Living with her husband in Colorado Springs, Lucy Joe works as an award-winning, local baker by day and renowned writer by night. Her previous work, Around The Corner, remained a national bestseller for forty-two consecutive weeks. The New York Times has deemed her writing as “captivating in the purest sense of the word”. In her latest novel, Lucy crafts a story exploring family struggles and mother-daughter relationships. You can find out more about Lucy and her work on Twitter and Instagram @AuthorLucyJoe.

It’s important to note the placement of the author’s fun-fact in the made up bio above. I’ve placed it in the introductory byline rather than in the middle of the paragraph. This is a quick and easy way of including a personal fun fact rather than working it in as its own sentence.

Invite Your Readers

Since your bio is essentially an invitation to get to know you, you might as well use it as an opportunity to gain loyal readership. I’ve done this in the made-up Lucy Joe bio, in which “she” mentions her Instagram and Twitter.

Readers of today enjoy knowing more about who they’re supporting, and keeping up to date with what their favorite authors are up to/working on. For you, this means gaining loyal followers who care about your work.

As you can see, connecting with readers can be beneficial for all parties involved. If you aren’t currently present online, I highly recommend creating social media accounts dedicated to your author platform.

Related Questions

How long should my author bio be?

Keep your bio short. Try to keep it around 300 words, using only the most relevant, useful information about you and your work.

How do I grow my author platform?

Like any other platform, consistency, engagement, and authenticity will be what gets you far.

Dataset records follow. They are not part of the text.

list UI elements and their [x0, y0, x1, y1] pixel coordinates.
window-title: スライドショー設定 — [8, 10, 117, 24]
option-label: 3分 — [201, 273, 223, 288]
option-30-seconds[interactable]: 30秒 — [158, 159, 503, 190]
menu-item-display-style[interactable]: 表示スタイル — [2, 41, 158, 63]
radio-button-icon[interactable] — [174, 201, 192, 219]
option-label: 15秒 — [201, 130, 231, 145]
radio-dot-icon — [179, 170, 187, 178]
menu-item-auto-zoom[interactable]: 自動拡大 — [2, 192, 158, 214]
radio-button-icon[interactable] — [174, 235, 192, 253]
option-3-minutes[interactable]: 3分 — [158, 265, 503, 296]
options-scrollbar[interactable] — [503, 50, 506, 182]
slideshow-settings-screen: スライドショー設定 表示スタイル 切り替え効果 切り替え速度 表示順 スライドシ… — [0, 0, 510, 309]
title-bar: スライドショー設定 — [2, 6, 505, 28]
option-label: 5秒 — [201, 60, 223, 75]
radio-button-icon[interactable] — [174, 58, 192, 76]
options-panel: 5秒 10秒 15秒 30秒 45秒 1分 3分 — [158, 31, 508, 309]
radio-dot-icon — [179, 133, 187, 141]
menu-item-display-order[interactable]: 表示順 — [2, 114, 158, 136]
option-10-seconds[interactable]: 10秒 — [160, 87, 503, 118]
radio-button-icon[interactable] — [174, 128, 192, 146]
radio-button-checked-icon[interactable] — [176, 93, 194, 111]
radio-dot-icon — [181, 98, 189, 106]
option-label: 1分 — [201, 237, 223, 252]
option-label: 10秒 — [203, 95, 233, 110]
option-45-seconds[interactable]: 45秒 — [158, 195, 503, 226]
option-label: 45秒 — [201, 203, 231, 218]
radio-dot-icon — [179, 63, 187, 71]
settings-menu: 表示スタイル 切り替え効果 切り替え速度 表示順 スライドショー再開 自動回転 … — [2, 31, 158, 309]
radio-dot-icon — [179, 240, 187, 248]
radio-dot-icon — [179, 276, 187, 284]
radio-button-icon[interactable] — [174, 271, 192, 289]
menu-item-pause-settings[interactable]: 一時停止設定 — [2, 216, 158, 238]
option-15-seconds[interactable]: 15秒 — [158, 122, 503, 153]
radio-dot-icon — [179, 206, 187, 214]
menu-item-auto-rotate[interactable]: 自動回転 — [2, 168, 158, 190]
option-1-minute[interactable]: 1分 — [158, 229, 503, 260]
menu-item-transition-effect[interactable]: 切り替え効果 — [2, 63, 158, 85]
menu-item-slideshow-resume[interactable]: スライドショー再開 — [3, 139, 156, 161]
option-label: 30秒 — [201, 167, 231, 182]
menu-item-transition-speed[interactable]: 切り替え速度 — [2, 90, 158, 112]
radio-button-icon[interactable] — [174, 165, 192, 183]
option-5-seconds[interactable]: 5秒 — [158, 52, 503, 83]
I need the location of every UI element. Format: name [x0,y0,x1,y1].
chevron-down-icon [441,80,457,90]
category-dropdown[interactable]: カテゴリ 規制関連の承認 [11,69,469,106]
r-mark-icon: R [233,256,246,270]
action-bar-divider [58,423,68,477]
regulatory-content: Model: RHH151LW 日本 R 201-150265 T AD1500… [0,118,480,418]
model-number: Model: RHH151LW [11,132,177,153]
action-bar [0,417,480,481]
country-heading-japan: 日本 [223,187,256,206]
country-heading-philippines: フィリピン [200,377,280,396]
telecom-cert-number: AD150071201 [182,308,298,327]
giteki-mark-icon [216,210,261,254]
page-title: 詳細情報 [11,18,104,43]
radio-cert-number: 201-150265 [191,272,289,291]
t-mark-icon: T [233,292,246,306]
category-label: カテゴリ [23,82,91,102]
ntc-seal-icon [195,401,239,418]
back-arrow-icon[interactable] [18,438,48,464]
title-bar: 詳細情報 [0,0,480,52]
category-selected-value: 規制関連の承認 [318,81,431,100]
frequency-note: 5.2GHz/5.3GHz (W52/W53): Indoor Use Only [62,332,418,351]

Along with hashtags and quality of posts, your biggest tools include engaging with fellow writers and readers, being yourself, and posting often.

An author website is crucial to building your author platform. Read our full guide here.

Do I need to include an author photo?

Although author photos are optional in some cases, it is industry standard to include one. An author photo just adds to the personal touch of your author bio. People usually like to put faces to people if they can.